Sen. Bob Dole offered a broad attack on President Clinton’s truthfulness and character Saturday, mocking him as a president who broke his word and stole ideas from Republicans. “Bill Clinton invites the American people to ask whether he can be trusted,” Dole said.
The presumed Republican presidential nominee, just back from his most concentrated round of campaigning since the early days of the primaries, ratcheted up his attacks on Clinton by invoking two issues that he has until now left to surrogates: The question of Clinton’s character and this week’s Whitewater verdicts involving Clinton’s business associates in Little Rock.
“I want to be president, because I want to return integrity to our government - a mission that’s more important this week than even a week ago,” said Dole, whose deliberate strategy has been to keep out of the Whitewater story, in the calculation that there was no need for partisan stoking of an issue that was already fully engaged.
And while Dole told a meeting of Republicans here that he was “not in this race to discuss Bill Clinton’s character,” he proceeded to do just that: “Every time Bill Clinton says one thing and does another, every time he talks like a conservative but governs like a liberal, he puts his character and credibility on the table.”
Dole’s remarks Saturday marked the kind of brawny speech that presidential candidates are supposed to provide at these kind of gatherings - the annual meeting of the state Republican leaders - and it was exactly the kind of audience that Dole prefers: Rousing, partisan and completely supportive.
They greeted him with nearly two minutes of cheers when he took the stage to the strains of the country music song, “Heartland,” by George Strait, waving “Dole” placards that had been handed them as they took their seats at tables set for lunch.
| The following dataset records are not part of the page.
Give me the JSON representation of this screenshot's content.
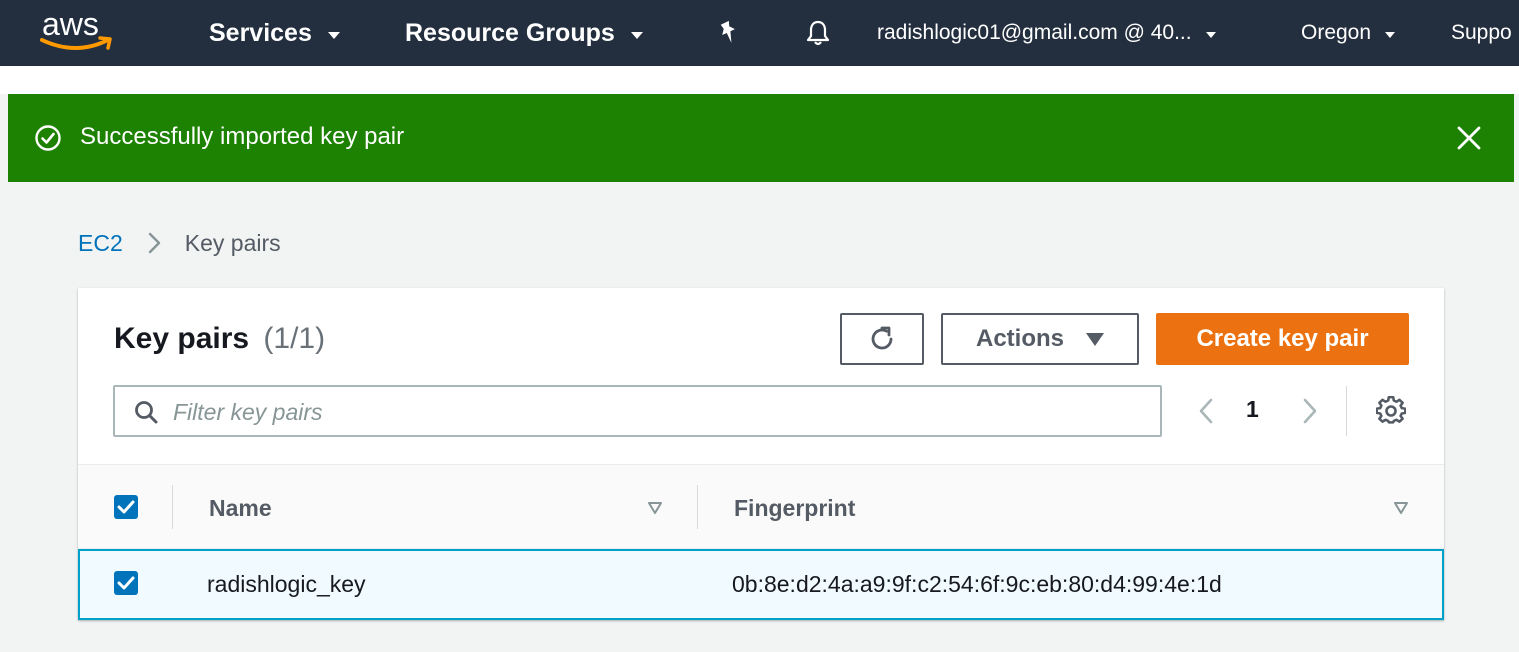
{
  "topnav": {
    "logo_text": "aws",
    "services": "Services",
    "resource_groups": "Resource Groups",
    "account": "radishlogic01@gmail.com @ 40...",
    "region": "Oregon",
    "support": "Suppo",
    "icons": [
      "pin-icon",
      "bell-icon"
    ]
  },
  "flash": {
    "message": "Successfully imported key pair",
    "type": "success",
    "color": "#1d8102"
  },
  "breadcrumb": {
    "root": "EC2",
    "current": "Key pairs"
  },
  "panel": {
    "title": "Key pairs",
    "count": "(1/1)",
    "actions_label": "Actions",
    "create_label": "Create key pair",
    "filter_placeholder": "Filter key pairs",
    "page_number": "1"
  },
  "table": {
    "columns": [
      "Name",
      "Fingerprint"
    ],
    "rows": [
      {
        "selected": true,
        "name": "radishlogic_key",
        "fingerprint": "0b:8e:d2:4a:a9:9f:c2:54:6f:9c:eb:80:d4:99:4e:1d"
      }
    ]
  },
  "colors": {
    "nav_bg": "#232f3e",
    "primary_button": "#ec7211",
    "link": "#0073bb",
    "checkbox": "#0073bb",
    "selected_row_border": "#00a1c9"
  }
}
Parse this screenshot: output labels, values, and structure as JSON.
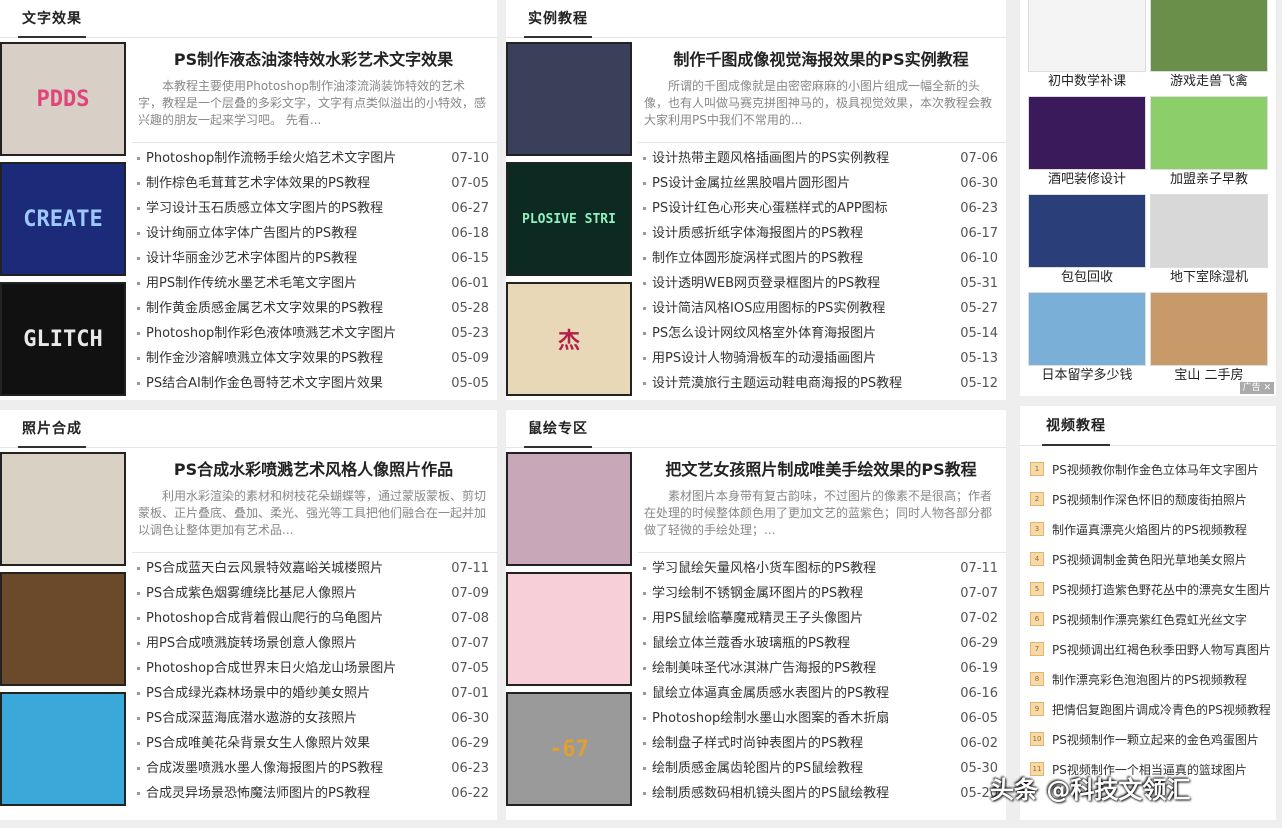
{
  "sections": [
    {
      "title": "文字效果",
      "lead": {
        "title": "PS制作液态油漆特效水彩艺术文字效果",
        "desc": "本教程主要使用Photoshop制作油漆流淌装饰特效的艺术字，教程是一个层叠的多彩文字，文字有点类似溢出的小特效，感兴趣的朋友一起来学习吧。 先看..."
      },
      "thumbs": [
        {
          "text": "PDDS",
          "bg": "#d8cfc6",
          "fg": "#e0457a"
        },
        {
          "text": "CREATE",
          "bg": "#1c2a7a",
          "fg": "#9ec9ff"
        },
        {
          "text": "GLITCH",
          "bg": "#111111",
          "fg": "#e8e8e8"
        }
      ],
      "items": [
        {
          "t": "Photoshop制作流畅手绘火焰艺术文字图片",
          "d": "07-10"
        },
        {
          "t": "制作棕色毛茸茸艺术字体效果的PS教程",
          "d": "07-05"
        },
        {
          "t": "学习设计玉石质感立体文字图片的PS教程",
          "d": "06-27"
        },
        {
          "t": "设计绚丽立体字体广告图片的PS教程",
          "d": "06-18"
        },
        {
          "t": "设计华丽金沙艺术字体图片的PS教程",
          "d": "06-15"
        },
        {
          "t": "用PS制作传统水墨艺术毛笔文字图片",
          "d": "06-01"
        },
        {
          "t": "制作黄金质感金属艺术文字效果的PS教程",
          "d": "05-28"
        },
        {
          "t": "Photoshop制作彩色液体喷溅艺术文字图片",
          "d": "05-23"
        },
        {
          "t": "制作金沙溶解喷溅立体文字效果的PS教程",
          "d": "05-09"
        },
        {
          "t": "PS结合AI制作金色哥特艺术文字图片效果",
          "d": "05-05"
        }
      ]
    },
    {
      "title": "实例教程",
      "lead": {
        "title": "制作千图成像视觉海报效果的PS实例教程",
        "desc": "所谓的千图成像就是由密密麻麻的小图片组成一幅全新的头像，也有人叫做马赛克拼图神马的，极具视觉效果，本次教程会教大家利用PS中我们不常用的..."
      },
      "thumbs": [
        {
          "text": "",
          "bg": "#3a3f5a",
          "fg": "#ffffff"
        },
        {
          "text": "PLOSIVE STRI",
          "bg": "#0d2a22",
          "fg": "#8ff0c0"
        },
        {
          "text": "杰",
          "bg": "#e9d8b8",
          "fg": "#b0204a"
        }
      ],
      "items": [
        {
          "t": "设计热带主题风格插画图片的PS实例教程",
          "d": "07-06"
        },
        {
          "t": "PS设计金属拉丝黑胶唱片圆形图片",
          "d": "06-30"
        },
        {
          "t": "PS设计红色心形夹心蛋糕样式的APP图标",
          "d": "06-23"
        },
        {
          "t": "设计质感折纸字体海报图片的PS教程",
          "d": "06-17"
        },
        {
          "t": "制作立体圆形旋涡样式图片的PS教程",
          "d": "06-10"
        },
        {
          "t": "设计透明WEB网页登录框图片的PS教程",
          "d": "05-31"
        },
        {
          "t": "设计简洁风格IOS应用图标的PS实例教程",
          "d": "05-27"
        },
        {
          "t": "PS怎么设计网纹风格室外体育海报图片",
          "d": "05-14"
        },
        {
          "t": "用PS设计人物骑滑板车的动漫插画图片",
          "d": "05-13"
        },
        {
          "t": "设计荒漠旅行主题运动鞋电商海报的PS教程",
          "d": "05-12"
        }
      ]
    },
    {
      "title": "照片合成",
      "lead": {
        "title": "PS合成水彩喷溅艺术风格人像照片作品",
        "desc": "利用水彩渲染的素材和树枝花朵蝴蝶等，通过蒙版蒙板、剪切蒙板、正片叠底、叠加、柔光、强光等工具把他们融合在一起并加以调色让整体更加有艺术品..."
      },
      "thumbs": [
        {
          "text": "",
          "bg": "#d9d2c4",
          "fg": "#333"
        },
        {
          "text": "",
          "bg": "#6a4a2a",
          "fg": "#ffb060"
        },
        {
          "text": "",
          "bg": "#3aa8d8",
          "fg": "#f0c040"
        }
      ],
      "items": [
        {
          "t": "PS合成蓝天白云风景特效嘉峪关城楼照片",
          "d": "07-11"
        },
        {
          "t": "PS合成紫色烟雾缠绕比基尼人像照片",
          "d": "07-09"
        },
        {
          "t": "Photoshop合成背着假山爬行的乌龟图片",
          "d": "07-08"
        },
        {
          "t": "用PS合成喷溅旋转场景创意人像照片",
          "d": "07-07"
        },
        {
          "t": "Photoshop合成世界末日火焰龙山场景图片",
          "d": "07-05"
        },
        {
          "t": "PS合成绿光森林场景中的婚纱美女照片",
          "d": "07-01"
        },
        {
          "t": "PS合成深蓝海底潜水遨游的女孩照片",
          "d": "06-30"
        },
        {
          "t": "PS合成唯美花朵背景女生人像照片效果",
          "d": "06-29"
        },
        {
          "t": "合成泼墨喷溅水墨人像海报图片的PS教程",
          "d": "06-23"
        },
        {
          "t": "合成灵异场景恐怖魔法师图片的PS教程",
          "d": "06-22"
        }
      ]
    },
    {
      "title": "鼠绘专区",
      "lead": {
        "title": "把文艺女孩照片制成唯美手绘效果的PS教程",
        "desc": "素材图片本身带有复古韵味，不过图片的像素不是很高；作者在处理的时候整体颜色用了更加文艺的蓝紫色；同时人物各部分都做了轻微的手绘处理；..."
      },
      "thumbs": [
        {
          "text": "",
          "bg": "#c8a8b8",
          "fg": "#222"
        },
        {
          "text": "",
          "bg": "#f6cfd8",
          "fg": "#fff"
        },
        {
          "text": "-67",
          "bg": "#9a9a9a",
          "fg": "#e0a030"
        }
      ],
      "items": [
        {
          "t": "学习鼠绘矢量风格小货车图标的PS教程",
          "d": "07-11"
        },
        {
          "t": "学习绘制不锈钢金属环图片的PS教程",
          "d": "07-07"
        },
        {
          "t": "用PS鼠绘临摹魔戒精灵王子头像图片",
          "d": "07-02"
        },
        {
          "t": "鼠绘立体兰蔻香水玻璃瓶的PS教程",
          "d": "06-29"
        },
        {
          "t": "绘制美味圣代冰淇淋广告海报的PS教程",
          "d": "06-19"
        },
        {
          "t": "鼠绘立体逼真金属质感水表图片的PS教程",
          "d": "06-16"
        },
        {
          "t": "Photoshop绘制水墨山水图案的香木折扇",
          "d": "06-05"
        },
        {
          "t": "绘制盘子样式时尚钟表图片的PS教程",
          "d": "06-02"
        },
        {
          "t": "绘制质感金属齿轮图片的PS鼠绘教程",
          "d": "05-30"
        },
        {
          "t": "绘制质感数码相机镜头图片的PS鼠绘教程",
          "d": "05-20"
        }
      ]
    }
  ],
  "ads": [
    {
      "cap": "初中数学补课",
      "bg": "#f4f4f4"
    },
    {
      "cap": "游戏走兽飞禽",
      "bg": "#6a8f4a"
    },
    {
      "cap": "酒吧装修设计",
      "bg": "#3a1a5a"
    },
    {
      "cap": "加盟亲子早教",
      "bg": "#8ccf6a"
    },
    {
      "cap": "包包回收",
      "bg": "#2a3f7a"
    },
    {
      "cap": "地下室除湿机",
      "bg": "#d8d8d8"
    },
    {
      "cap": "日本留学多少钱",
      "bg": "#7ab0d8"
    },
    {
      "cap": "宝山 二手房",
      "bg": "#c89a6a"
    }
  ],
  "ad_label": "广告",
  "video": {
    "title": "视频教程",
    "items": [
      {
        "n": "1",
        "t": "PS视频教你制作金色立体马年文字图片"
      },
      {
        "n": "2",
        "t": "PS视频制作深色怀旧的颓废街拍照片"
      },
      {
        "n": "3",
        "t": "制作逼真漂亮火焰图片的PS视频教程"
      },
      {
        "n": "4",
        "t": "PS视频调制金黄色阳光草地美女照片"
      },
      {
        "n": "5",
        "t": "PS视频打造紫色野花丛中的漂亮女生图片"
      },
      {
        "n": "6",
        "t": "PS视频制作漂亮紫红色霓虹光丝文字"
      },
      {
        "n": "7",
        "t": "PS视频调出红褐色秋季田野人物写真图片"
      },
      {
        "n": "8",
        "t": "制作漂亮彩色泡泡图片的PS视频教程"
      },
      {
        "n": "9",
        "t": "把情侣复跑图片调成冷青色的PS视频教程"
      },
      {
        "n": "10",
        "t": "PS视频制作一颗立起来的金色鸡蛋图片"
      },
      {
        "n": "11",
        "t": "PS视频制作一个相当逼真的篮球图片"
      }
    ]
  },
  "watermark": "头条 @科技文领汇"
}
For his part, Dole responded with a crisp and energetic performance, reading from a prompter, drifting only occasionally, like when he stopped in the middle of what was supposed to be an attack on Judge Harold Baer Jr. of Federal District Court in Manhattan for a decision to suppress evidence in a drug case. When he came upon Baer’s name, Dole looked up: “Maybe Bill knows him, Bill Powers.” He was referring to William D. Powers, the state Republican chairman. Dole’s aides, who had worked with him on the speech through Saturday morning, shook their heads in a moment of frustration from the side of the room.
With his speech, Dole attempted to transform Clinton’s campaign performance into an issue in the race, as well as offer it as an indictment of Clinton’s character. He noted Clinton’s penchant in preemptively addressing subjects that Dole planned to deal with in his campaign speeches, and then said:
“We don’t give out advance copies of our speech because he’ll give them before I do.” The remark drew chuckles from the room, but it was not entirely unfounded: Dole’s campaign has taken to not releasing his schedule of appearances, or the subject of his speeches, until the last moment because they are concerned that Clinton will take steps to preempt them.
“Let’s run down the list of Republican ideas that Bill Clinton has plagiarized,” Dole said, and then embarked on a contemporary linguistic rift that reflected the rising influence of his younger campaign staff members.
“Upholding traditional values by opposing same-sex marriages? For it. A tax credit for parents who want to adopt? Been there. A balanced budget. Done that.”